For the presented reasons, it is of large interest to evaluate the overall deployment of high-speed accounting with respect to technical feasibility as well as socio-economic and legal factors.
 
This assignment endorses three areas of work. The first addresses socio-economic aspects of high-speed accounting, where high-speed accounting is to be understood as accounting activities applied to links with data rates of 10 Gbit/s or higher. Different stakeholders that are affected by accounting and/or may have interest in it shall be identified and analyzed with respect to their respective incentives and range of options available. It is likely to find different or even conflicting interests of these stakeholders, i.e., different stakeholders may want to apply accounting in different ways whereat some of these ways are displeasing to other stakeholders. These conflicting interests may, in extreme cases, be decided by judicial interactions of stakeholders at odds.

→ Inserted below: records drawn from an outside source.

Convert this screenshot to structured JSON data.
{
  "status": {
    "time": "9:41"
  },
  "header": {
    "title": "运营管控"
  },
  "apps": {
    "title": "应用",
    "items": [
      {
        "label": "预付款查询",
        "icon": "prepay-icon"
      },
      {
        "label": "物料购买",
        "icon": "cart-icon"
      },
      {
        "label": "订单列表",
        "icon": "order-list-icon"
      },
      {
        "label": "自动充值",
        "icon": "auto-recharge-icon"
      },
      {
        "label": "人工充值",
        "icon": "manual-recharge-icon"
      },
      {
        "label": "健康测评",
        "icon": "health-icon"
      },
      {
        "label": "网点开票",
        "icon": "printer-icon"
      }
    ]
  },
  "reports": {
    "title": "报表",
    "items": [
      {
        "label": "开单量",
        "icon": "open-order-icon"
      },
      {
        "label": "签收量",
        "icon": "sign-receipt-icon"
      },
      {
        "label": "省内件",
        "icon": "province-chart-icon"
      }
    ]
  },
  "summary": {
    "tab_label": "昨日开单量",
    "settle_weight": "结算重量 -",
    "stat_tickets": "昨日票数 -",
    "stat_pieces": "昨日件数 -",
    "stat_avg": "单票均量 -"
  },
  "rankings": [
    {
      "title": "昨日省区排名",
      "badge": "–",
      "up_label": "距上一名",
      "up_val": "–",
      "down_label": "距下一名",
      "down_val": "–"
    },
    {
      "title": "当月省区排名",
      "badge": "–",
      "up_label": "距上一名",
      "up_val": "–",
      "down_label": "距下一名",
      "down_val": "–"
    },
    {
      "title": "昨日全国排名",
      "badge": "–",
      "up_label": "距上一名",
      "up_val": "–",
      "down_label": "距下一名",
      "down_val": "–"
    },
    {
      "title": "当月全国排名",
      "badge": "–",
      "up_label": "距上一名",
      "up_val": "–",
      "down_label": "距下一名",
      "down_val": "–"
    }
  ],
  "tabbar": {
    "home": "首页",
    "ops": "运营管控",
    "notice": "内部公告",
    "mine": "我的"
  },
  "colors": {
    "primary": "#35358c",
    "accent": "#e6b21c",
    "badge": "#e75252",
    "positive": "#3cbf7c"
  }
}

The second area of work therefore addresses the determination of accounting activities that are currently legally feasible. The assignment shall, for instance, determine which traffic details are currently allowed to be measured and which must not be investigated by network operators. To this aim, relevant legal acts from within a primarily European range shall be identified, classified, and assessed. In different words, the assignment shall provide an overview of the European legal basis determining the regulatory limits of high-speed accounting.
Based on this collection and assessment of the legal basis in Europe, the third item of work shall shed light on the state of debate regarding (at least) three discussed topics in high-speed accounting. This item, hence, combines insights from the previous two work items in that it shall list and discuss stakeholders with their arguments for/against certain high-speed accounting practices — and it shall make explicit links to the investigated legal basis if possible. Furthermore, the analysis of debate shall also cover stakeholder arguments reflecting the use and/or limits of the current legal basis.